Many North American congregations, however, do not do particularly well with outreach to those who differ significantly from the majority of the church membership. Members of the same congregation or parish tend to be of similar economic level, ethnic background, sexual orientation, and place in society. Accepting diversity is a challenge for the church—in accepting gay and transgender people, but also in other ways. It’s helpful to recognize the breadth of the problem.
- Most congregations have not been able to successfully embrace any significant range of economic diversity. In the typical community, there are some congregations that are composed primarily of low-income households, the majority that are essentially middle-income, and a few that are high-income. Many churches that claim to have people of all economic levels are, in fact, almost exclusively middle-income, with a few persons going through temporarily difficult times of unemployment and perhaps one or two high-income households.
Martha lived on a small disability benefit and often had trouble making it financially through the end of the month. She occasionally got help from the food pantry at First Church and liked the two volunteers who ran it. She decided to start attending the church and liked the worship services. Martha felt ill at ease, however, as she increasingly realized that almost everyone in the church had more financial resources than she did. People made purchases, went out for brunch together often, and took vacations of which she could only dream. She knew no one intended to make her feel badly, but the lifestyle assumptions that others made kept her from feeling comfortable or truly a part of the congregation.
- Racial diversity obviously poses a significant challenge to congregations, but there are other kinds of ethnic diversity which are also difficult. Several Protestant congregations have historically been so identified with a particular European ancestry, that it is difficult for them to as quickly embrace persons of other backgrounds. When persons in these congregations meet a visitor, their first line of conversation is likely to be an effort to discover whether or not they know someone who knows the visitor. To the visitor, this sounds like a test for acceptance.

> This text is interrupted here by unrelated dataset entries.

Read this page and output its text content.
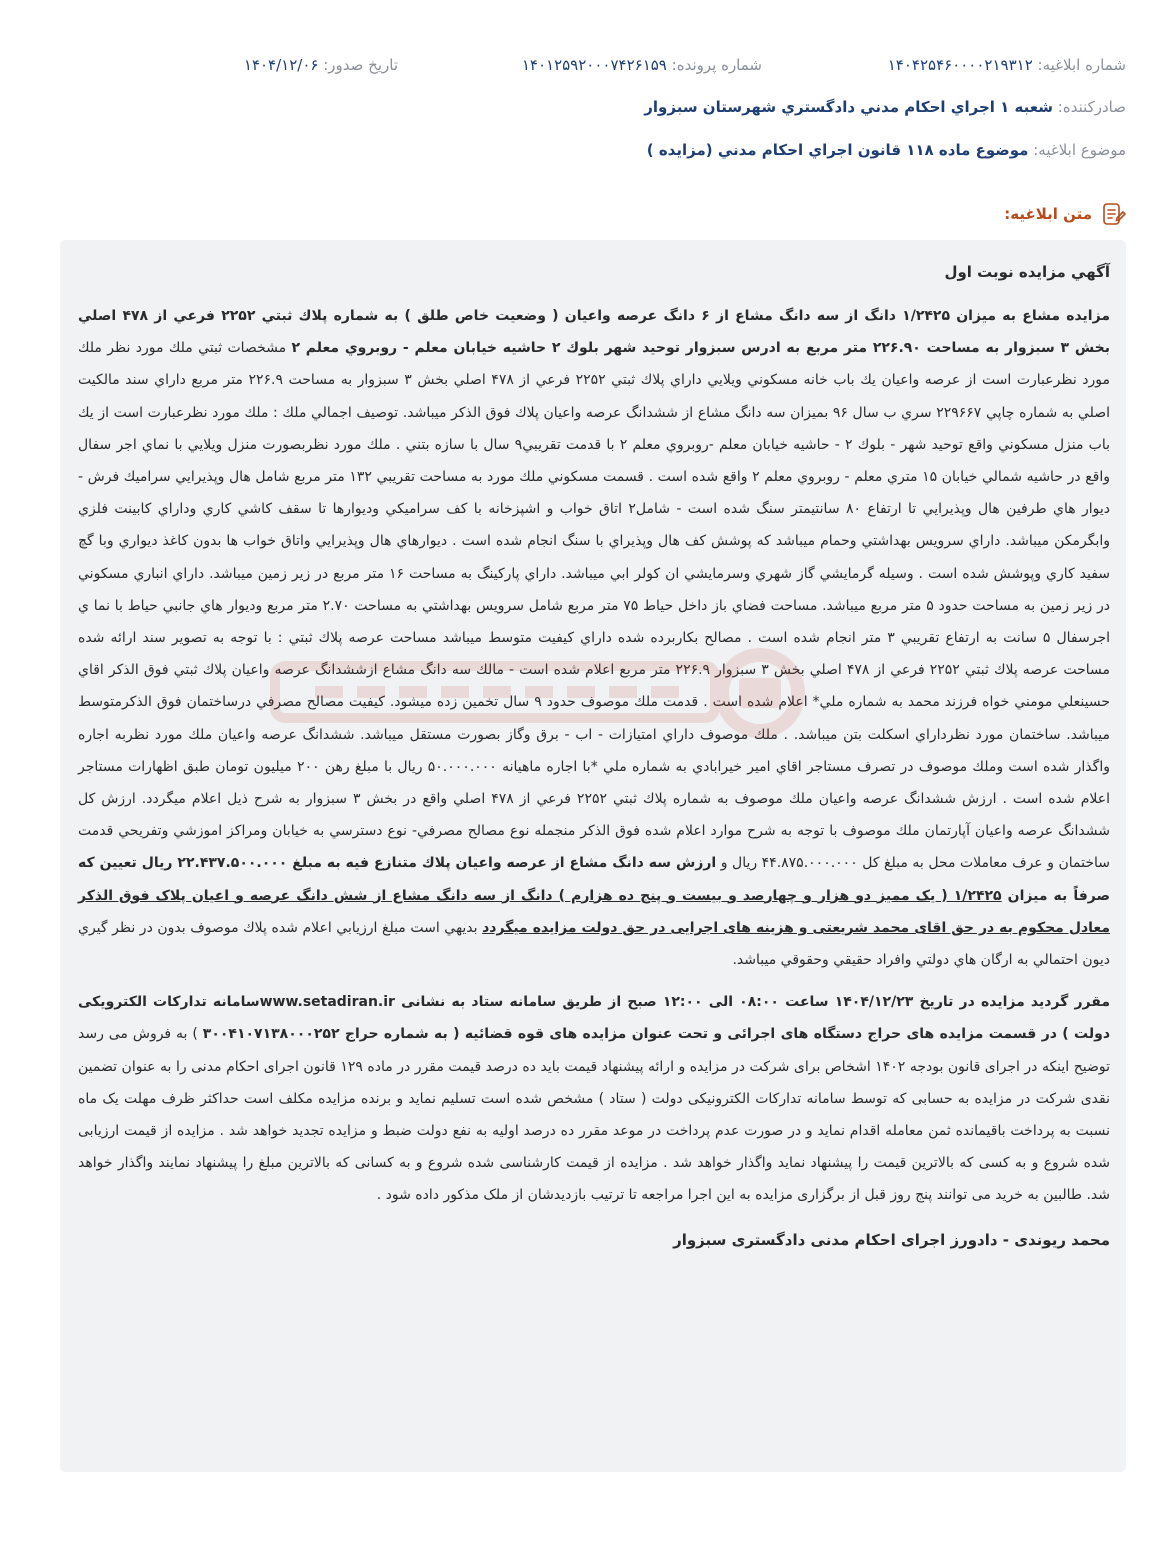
شماره ابلاغيه: ۱۴۰۴۲۵۴۶۰۰۰۰۲۱۹۳۱۲
شماره پرونده: ۱۴۰۱۲۵۹۲۰۰۰۷۴۲۶۱۵۹
تاريخ صدور: ۱۴۰۴/۱۲/۰۶
صادركننده: شعبه ۱ اجراي احكام مدني دادگستري شهرستان سبزوار
موضوع ابلاغيه: موضوع ماده ۱۱۸ قانون اجراي احكام مدني (مزايده )
متن ابلاغيه:
آگهي مزايده نوبت اول

مزايده مشاع به ميزان ۱/۲۴۲۵ دانگ از سه دانگ مشاع از ۶ دانگ عرصه واعيان ( وضعيت خاص طلق ) به شماره پلاك ثبتي ۲۲۵۲ فرعي از ۴۷۸ اصلي بخش ۳ سبزوار به مساحت ۲۲۶.۹۰ متر مربع به ادرس سبزوار توحيد شهر بلوك ۲ حاشيه خيابان معلم - روبروي معلم ۲ مشخصات ثبتي ملك مورد نظر ملك مورد نظرعبارت است از عرصه واعيان يك باب خانه مسكوني ويلايي داراي پلاك ثبتي ۲۲۵۲ فرعي از ۴۷۸ اصلي بخش ۳ سبزوار به مساحت ۲۲۶.۹ متر مربع داراي سند مالكيت اصلي به شماره چاپي ۲۲۹۶۶۷ سري ب سال ۹۶ بميزان سه دانگ مشاع از ششدانگ عرصه واعيان پلاك فوق الذكر ميباشد. توصيف اجمالي ملك : ملك مورد نظرعبارت است از يك باب منزل مسكوني واقع توحيد شهر - بلوك ۲ - حاشيه خيابان معلم -روبروي معلم ۲ با قدمت تقريبي۹ سال با سازه بتني . ملك مورد نظربصورت منزل ويلايي با نماي اجر سفال واقع در حاشيه شمالي خيابان ۱۵ متري معلم - روبروي معلم ۲ واقع شده است . قسمت مسكوني ملك مورد به مساحت تقريبي ۱۳۲ متر مربع شامل هال وپذيرايي سراميك فرش - ديوار هاي طرفين هال وپذيرايي تا ارتفاع ۸۰ سانتيمتر سنگ شده است - شامل۲ اتاق خواب و اشپزخانه با كف سراميكي وديوارها تا سقف كاشي كاري وداراي كابينت فلزي وابگرمكن ميباشد. داراي سرويس بهداشتي وحمام ميباشد كه پوشش كف هال وپذيراي با سنگ انجام شده است . ديوارهاي هال وپذيرايي واتاق خواب ها بدون كاغذ ديواري وبا گچ سفيد كاري وپوشش شده است . وسيله گرمايشي گاز شهري وسرمايشي ان كولر ابي ميباشد. داراي پاركينگ به مساحت ۱۶ متر مربع در زير زمين ميباشد. داراي انباري مسكوني در زير زمين به مساحت حدود ۵ متر مربع ميباشد. مساحت فضاي باز داخل حياط ۷۵ متر مربع شامل سرويس بهداشتي به مساحت ۲.۷۰ متر مربع وديوار هاي جانبي حياط با نما ي اجرسفال ۵ سانت به ارتفاع تقريبي ۳ متر انجام شده است . مصالح بكاربرده شده داراي كيفيت متوسط ميباشد مساحت عرصه پلاك ثبتي : با توجه به تصوير سند ارائه شده مساحت عرصه پلاك ثبتي ۲۲۵۲ فرعي از ۴۷۸ اصلي بخش ۳ سبزوار ۲۲۶.۹ متر مربع اعلام شده است - مالك سه دانگ مشاع ازششدانگ عرصه واعيان پلاك ثبتي فوق الذكر اقاي حسينعلي مومني خواه فرزند محمد به شماره ملي* اعلام شده است . قدمت ملك موصوف حدود ۹ سال تخمين زده ميشود. كيفيت مصالح مصرفي درساختمان فوق الذكرمتوسط ميباشد. ساختمان مورد نظرداراي اسكلت بتن ميباشد. . ملك موصوف داراي امتيازات - اب - برق وگاز بصورت مستقل ميباشد. ششدانگ عرصه واعيان ملك مورد نظربه اجاره واگذار شده است وملك موصوف در تصرف مستاجر اقاي امير خيرابادي به شماره ملي *با اجاره ماهيانه ۵۰.۰۰۰.۰۰۰ ريال با مبلغ رهن ۲۰۰ ميليون تومان طبق اظهارات مستاجر اعلام شده است . ارزش ششدانگ عرصه واعيان ملك موصوف به شماره پلاك ثبتي ۲۲۵۲ فرعي از ۴۷۸ اصلي واقع در بخش ۳ سبزوار به شرح ذيل اعلام ميگردد. ارزش كل ششدانگ عرصه واعيان آپارتمان ملك موصوف با توجه به شرح موارد اعلام شده فوق الذكر منجمله نوع مصالح مصرفي- نوع دسترسي به خيابان ومراكز اموزشي وتفريحي قدمت ساختمان و عرف معاملات محل به مبلغ كل ۴۴.۸۷۵.۰۰۰.۰۰۰ ريال و ارزش سه دانگ مشاع از عرصه واعيان پلاك متنازع فيه به مبلغ ۲۲.۴۳۷.۵۰۰.۰۰۰ ريال تعيين كه صرفاً به ميزان ۱/۲۴۲۵ ( يک مميز دو هزار و چهارصد و بيست و پنج ده هزارم ) دانگ از سه دانگ مشاع از شش دانگ عرصه و اعيان پلاک فوق الذکر معادل محکوم به در حق اقای محمد شریعتی و هزینه های اجرایی در حق دولت مزایده میگردد بديهي است مبلغ ارزيابي اعلام شده پلاك موصوف بدون در نظر گيري ديون احتمالي به ارگان هاي دولتي وافراد حقيقي وحقوقي ميباشد.

مقرر گرديد مزايده در تاريخ ۱۴۰۴/۱۲/۲۳ ساعت ۰۸:۰۰ الی ۱۲:۰۰ صبح از طريق سامانه ستاد به نشانی www.setadiran.irسامانه تدارکات الکترويکی دولت ) در قسمت مزايده های حراج دستگاه های اجرائی و تحت عنوان مزایده های قوه قضائیه ( به شماره حراج ۳۰۰۴۱۰۷۱۳۸۰۰۰۲۵۲ ) به فروش می رسد توضیح اینکه در اجرای قانون بودجه ۱۴۰۲ اشخاص برای شرکت در مزایده و ارائه پیشنهاد قیمت باید ده درصد قیمت مقرر در ماده ۱۲۹ قانون اجرای احکام مدنی را به عنوان تضمین نقدی شرکت در مزایده به حسابی که توسط سامانه تدارکات الکترونیکی دولت ( ستاد ) مشخص شده است تسلیم نماید و برنده مزایده مکلف است حداکثر ظرف مهلت یک ماه نسبت به پرداخت باقیمانده ثمن معامله اقدام نماید و در صورت عدم پرداخت در موعد مقرر ده درصد اولیه به نفع دولت ضبط و مزایده تجدید خواهد شد . مزایده از قیمت ارزیابی شده شروع و به کسی که بالاترین قیمت را پیشنهاد نماید واگذار خواهد شد . مزایده از قیمت کارشناسی شده شروع و به کسانی که بالاترین مبلغ را پیشنهاد نمایند واگذار خواهد شد. طالبین به خرید می توانند پنج روز قبل از برگزاری مزایده به این اجرا مراجعه تا ترتیب بازدیدشان از ملک مذکور داده شود .

محمد ريوندی - دادورز اجرای احکام مدنی دادگستری سبزوار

- While most congregations have grown more accepting of members who have been divorced, many still find it difficult to immediately embrace persons who are single parents. This becomes especially hard if the single parent has never been married but has chosen to raise a child. All of our communities, however, have large numbers of single parents who are open to church involvement, if the congregation can truly welcome them.
Janice, a 24-year-old single parent of a two-year-old, moved into a new community and began attending a congregation of the same denomination to which she had belonged before. She found that members in the church responded to her warmly until they learned that she had never been married. Then she began to feel a subtle rejection, a cold shoulder from some people. She had been warmly embraced by people in the last congregation who spoke of admiring her for the decision to keep the child. She was not prepared for the rejection and quit coming.
- Many congregations which are composed largely of older members find it awkward to fully embrace younger people who are living together but are not married. Yet the reality is that those congregations always have members with sons or daughters who have chosen to live with someone before getting married.
We must recognize the reality of the diversity in the body of Christ and of the mission statement which Jesus gave those of us who call ourselves Christians:
Go into all the world and proclaim the good news to the whole creation. Mark 16:14
We seek to create congregational cultures in which people of diverse ethnic background, income, sexual orientation, and place in society all feel welcome and comfortable.